Además, y particularmente al inicio de este proceso, se requiere un ente que supervise el funcionamiento ordenado del mercado y organice una transición neutral y ordenada de la economía incorporando elementos que le den estabilidad, credibilidad y transparencia.
La salida traumática de la Convertibilidad en 2003, que mostró una inflación acumulada para todo ese año del 3,7%, es un ejemplo que permite pensar que el objetivo es alcanzable. Por supuesto, como tantas otras veces, los años posteriores han puesto en evidencia las dificultades para sostener los logros entonces alcanzados.
El recorrido
El objetivo del diseño de las políticas cambiario/monetarias debería apuntar a la estabilización del mercado cambiario en niveles y formas operativas sostenibles, acompañando el equilibrio en las cuentas fiscales y monetarias, pero que eviten incorporar elementos que exacerben volatilidad en una economía expuesta a una importante transición en su matriz productiva. Implica lograr una mayor articulación micro con la macro.
Así se buscaría que haya un acompañamiento entre ingresos y gastos, tanto a nivel público como sus agentes privados. Además, permitiría ir bajando la exposición al uso de fuentes extraordinarias de financiamiento y a riesgos no controlables.

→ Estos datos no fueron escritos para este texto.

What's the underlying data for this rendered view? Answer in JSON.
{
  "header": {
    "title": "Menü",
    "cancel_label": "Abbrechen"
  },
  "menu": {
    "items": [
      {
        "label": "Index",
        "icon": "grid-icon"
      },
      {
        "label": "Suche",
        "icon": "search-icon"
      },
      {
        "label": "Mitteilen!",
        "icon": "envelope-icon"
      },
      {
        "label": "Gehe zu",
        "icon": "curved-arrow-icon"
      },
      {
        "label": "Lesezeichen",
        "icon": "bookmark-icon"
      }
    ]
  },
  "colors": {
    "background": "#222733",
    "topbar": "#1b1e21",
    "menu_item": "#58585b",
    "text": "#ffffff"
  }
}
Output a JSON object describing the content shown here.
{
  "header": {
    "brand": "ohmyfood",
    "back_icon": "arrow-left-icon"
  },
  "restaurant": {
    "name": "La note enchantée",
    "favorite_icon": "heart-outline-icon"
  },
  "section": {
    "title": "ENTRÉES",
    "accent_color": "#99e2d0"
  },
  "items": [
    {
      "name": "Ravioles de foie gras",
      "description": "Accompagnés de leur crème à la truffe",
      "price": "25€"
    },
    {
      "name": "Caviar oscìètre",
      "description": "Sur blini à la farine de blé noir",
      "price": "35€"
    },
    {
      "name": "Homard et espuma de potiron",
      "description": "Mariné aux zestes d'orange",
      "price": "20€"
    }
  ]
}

En el punto de partida del diseño de las políticas es necesario tener presente que lo observado en el mercado no es aleatorio.
Refleja una síntesis de encuentros de precios y cantidades donde la decisión de los agentes, privados o públicos tiene en cuenta los rendimientos esperados en dólares y en pesos de los activos y arbitran entre ellos considerando expectativas de depreciación del tipo de cambio, de inflación y la tasa de interés en pesos para un determinado riesgo. En particular en el contexto actual donde el dólar en el mundo tiende a depreciarse frente a otras monedas.
Considerando el punto de partida, un primer paso es comprar y acumular reservas internacionales sin desequilibrar el mercado monetario y financiero.
Para ello, los roles del Tesoro y BCRA serían los siguientes:
a. El Tesoro compra dólares con pesos que logra con recursos fiscales o de emisión de deuda local, mejorando el perfil de vencimientos de sus obligaciones y su exposición a monedas.
b. El BCRA acumula reservas, y cuando emiten los pesos correspondientes, contempla esterilización a través de operaciones de mercado abierto buscando un resultado neutro entre activos y pasivos y remuneraciones recibidas y pagadas por sus activos y pasivos.
En esa línea se podría complementar con medidas que mitiguen vulnerabilidades:
1. La instrumentación de normas prudenciales para los flujos de fondos para mitigar efectos de una posible exacerbación de movimientos de capitales de corto plazo (ej. el uso de “desaceleradores” como puede ser la utilización de encajes)
2. Pautas para el uso de fondos de tomadores de fondos, como ser plazos mínimos de endeudamiento adicional.
3. Normas prudenciales para limitar los descalces en el otorgamiento de créditos (p.ej., de monedas o garantías) entre ingresos y egresos de préstamos determinados, particularmente cuando hay cierto respaldo público a instrumentos como depósitos bancarios.
4. Atender cuestiones asociadas con mejorar la competitividad reduciendo costos de funcionamiento en la transformación de recursos financieros locales (ahorros o saldos monetarios) que superan las alternativas internacionales existentes.
De estas pautas se infiere la necesidad de intervención del Tesoro y BCRA en roles diferenciados en los mercados cambiario, y monetario. En particular, incentivar la demanda de pesos, a un tipo de cambio sostenible en el tiempo y menos volátil podría implicar inicialmente el pago de un premio por posicionamientos en activos locales el corto plazo que será decreciente en el tiempo.
Entre otros efectos, en la cuenta agregada el costo se compensaría con el beneficio que recibe por señoreaje (interés no pagado por dinero transaccional) y, particularmente por la mayor actividad económica y sus múltiples derivaciones.